Tonya Beckman, Barbara Rappaport, James Whalen and Paul Morella in After The War. Photo: Stan Barouh

The last time Ari Roth and Sinai Peter worked together on a show, the production sparked a controversy that rippled through the national theater community. A lot has changed since The Admission hit the stage at the Washington DC Jewish Community Center, ultimately relocating to Studio Theater after seeing its run at Theater J shortened.

Many cite the play, about the 1948 Arab-Israeli War, as the tipping point for Roth’s dismissal from Theater J. Fired for what he called “insubordination,” So Roth set off to found his own group. His freshman troupe, Mosaic Theater Company, found a home at Atlas Performing Arts Center, where Roth is free to produce the work he wants—politics be damned.

Reunited, Roth and Peter are once again collaborating on a drama by Israeli playwright Motti Lerner. The world premiere of After The War is the penultimate offering in this year’s Voices From A Changing Middle East Festival, which followed Roth from 16th Street to H Street.

“There were attempts to censor [Motti Lerner’s] voice in D.C.,” Roth says. “It would have been a long day in the future before Motti Lerner would have had his work appear again…at the JCC, and I felt it very, very important to demonstrate a commitment to this artist who still had something very powerful to say about how his society was changing, how his society was responding to criticism internally and externally, what was happening to his country, and what was happening to dissidents.”

Set in Tel Aviv after the 2006 Lebanon War, the production follows ex-pat Joel (Paul Morella) as he returns home to the family and country that wishes he’d stay away. He is a world-renowned pianist, but arguably a lousy son, brother, and father. Publicly outspoken about Israel’s “war crimes,” he creates a divide between himself and his countrymen that cannot be easily bridged. After spending 18 years away from home, he returns to his parents’ house to find he has become a stranger, and not a welcome one.

Peter, the longtime resident director of the “Voices” Festival, says it is Lerner’s most personal play to-date.

“On one side, it is a very personal play. On the other side, the way he deals with issues of art and family makes it also universal, and not only Israeli,” he says. “What is the significance of art, how can a person stay loyal to his own beliefs and yet keep his love to the family, being loved by the family who opposes his beliefs? These are universal questions, and I believe that the play crosses boundaries on that level.”

Peter says the topic is personal for him, too, as an Israeli artist. “I also ask myself again and again how long will I be able to create my work in Israel, how much the atmosphere in Israel will allow me to deal with political issues sometimes very much far from the conservative,” he says. “So the question of being in exile, or working outside of Israel, and what does it mean, are also my personal questions, and when I look at the way the American actors deal with it, in a way, they are my witnesses and also my therapists, because I examine my own self searching through the way they do it and the way they sold it on stage.”

In the play, Joel is both looking for his son (Guy Kapulnik), a soldier in the Israel Defense Forces, and looking to reestablish his career in the country he grew up in. With a gig lined up at the Israel Philharmonic Orchestra, Joel is uncomfortably upbeat. The tension is palpable as he engages with his mother (Barbara Rappaport) and brother (James Whalen).

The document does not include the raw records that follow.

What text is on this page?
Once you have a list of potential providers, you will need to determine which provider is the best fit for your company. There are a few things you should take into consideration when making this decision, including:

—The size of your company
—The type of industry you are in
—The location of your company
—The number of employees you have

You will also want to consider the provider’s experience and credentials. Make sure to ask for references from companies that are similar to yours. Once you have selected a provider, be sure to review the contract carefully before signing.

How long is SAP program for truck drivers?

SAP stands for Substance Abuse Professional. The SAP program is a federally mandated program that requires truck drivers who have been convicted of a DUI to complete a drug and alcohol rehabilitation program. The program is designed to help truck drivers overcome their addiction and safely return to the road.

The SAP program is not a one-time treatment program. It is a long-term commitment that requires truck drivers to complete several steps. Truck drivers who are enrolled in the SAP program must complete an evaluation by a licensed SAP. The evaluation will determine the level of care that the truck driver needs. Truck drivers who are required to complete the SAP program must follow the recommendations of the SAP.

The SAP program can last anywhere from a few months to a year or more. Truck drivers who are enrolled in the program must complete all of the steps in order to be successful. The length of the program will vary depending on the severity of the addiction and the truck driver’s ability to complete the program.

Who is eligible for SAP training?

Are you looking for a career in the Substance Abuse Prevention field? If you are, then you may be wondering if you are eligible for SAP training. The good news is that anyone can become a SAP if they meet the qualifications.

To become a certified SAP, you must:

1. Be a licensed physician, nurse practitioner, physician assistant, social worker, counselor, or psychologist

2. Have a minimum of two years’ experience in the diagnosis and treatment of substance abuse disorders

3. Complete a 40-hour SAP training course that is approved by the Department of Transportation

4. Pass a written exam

It’s difficult to be casual and friendly with a family member who’s spent nearly two decades abroad, achieving notoriety for slandering his homeland before an international audience. Joel’s blind merriment reinforces the awkwardness of the situation.

But whether audience members are invested in (or even familiar with) Israeli politics, the show aims to speak to the universal truth that families can’t possibly agree on everything. There are many shades to suffering, and this production plans to call upon the full scale.

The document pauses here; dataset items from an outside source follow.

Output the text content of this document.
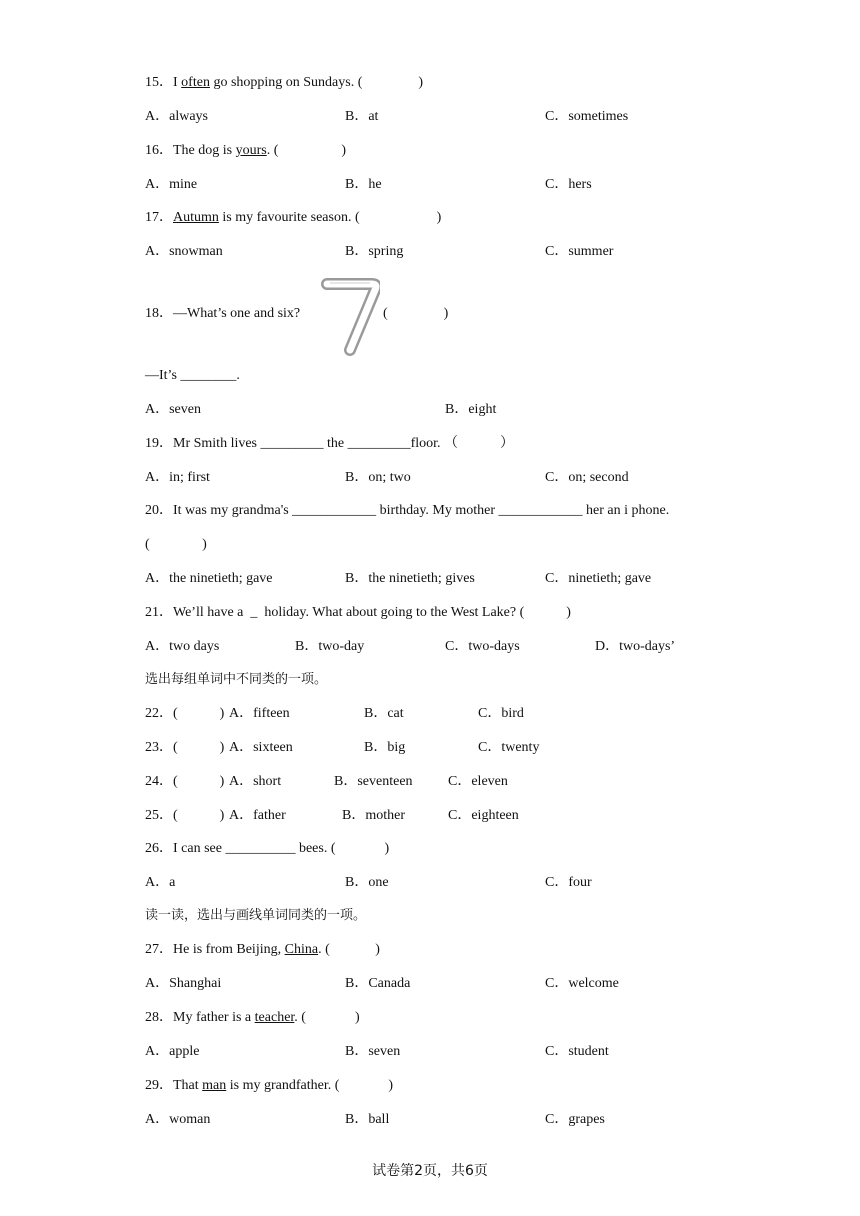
15．I often go shopping on Sundays. (                )
A．always	B．at	C．sometimes
16．The dog is yours. (                  )
A．mine	B．he	C．hers
17．Autumn is my favourite season. (                      )
A．snowman	B．spring	C．summer
18．—What’s one and six?	(                )
7
—It’s ________.
A．seven	B．eight
19．Mr Smith lives _________ the _________floor. （            ）
A．in; first	B．on; two	C．on; second
20．It was my grandma's ____________ birthday. My mother ____________ her an i phone.
(               )
A．the ninetieth; gave	B．the ninetieth; gives	C．ninetieth; gave
21．We’ll have a  _  holiday. What about going to the West Lake? (            )
A．two days	B．two-day	C．two-days	D．two-days’
选出每组单词中不同类的一项。
22．(            ) A．fifteen	B．cat	C．bird
23．(            ) A．sixteen	B．big	C．twenty
24．(            ) A．short	B．seventeen	C．eleven
25．(            ) A．father	B．mother	C．eighteen
26．I can see __________ bees. (              )
A．a	B．one	C．four
读一读，选出与画线单词同类的一项。
27．He is from Beijing, China. (             )
A．Shanghai	B．Canada	C．welcome
28．My father is a teacher. (              )
A．apple	B．seven	C．student
29．That man is my grandfather. (              )
A．woman	B．ball	C．grapes
试卷第2页，共6页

With the show coming together amid the climate of heated political primaries, Peter says the fear of instability that runs through the current American political atmosphere seems to align with the content of After The War.

“It’s not a surprise for me that the actors while rehearsing, that in their breaks are very much engaged in what’s happening in the American primaries,” he says. The main point of contention in After The War arrives when Joel pledges to donate to Lebanese children who’ve been wounded by Israeli bombs.

“It’s a big issue whether we have to take care of the children of the so-called enemy or not, and this question of empathy to the other is the main fabric nowadays in America,” Peter says.

After The War from Mosaic Theater Company opens tonight at the Atlas Performing Arts Center and runs through April 17. Tickets are available online.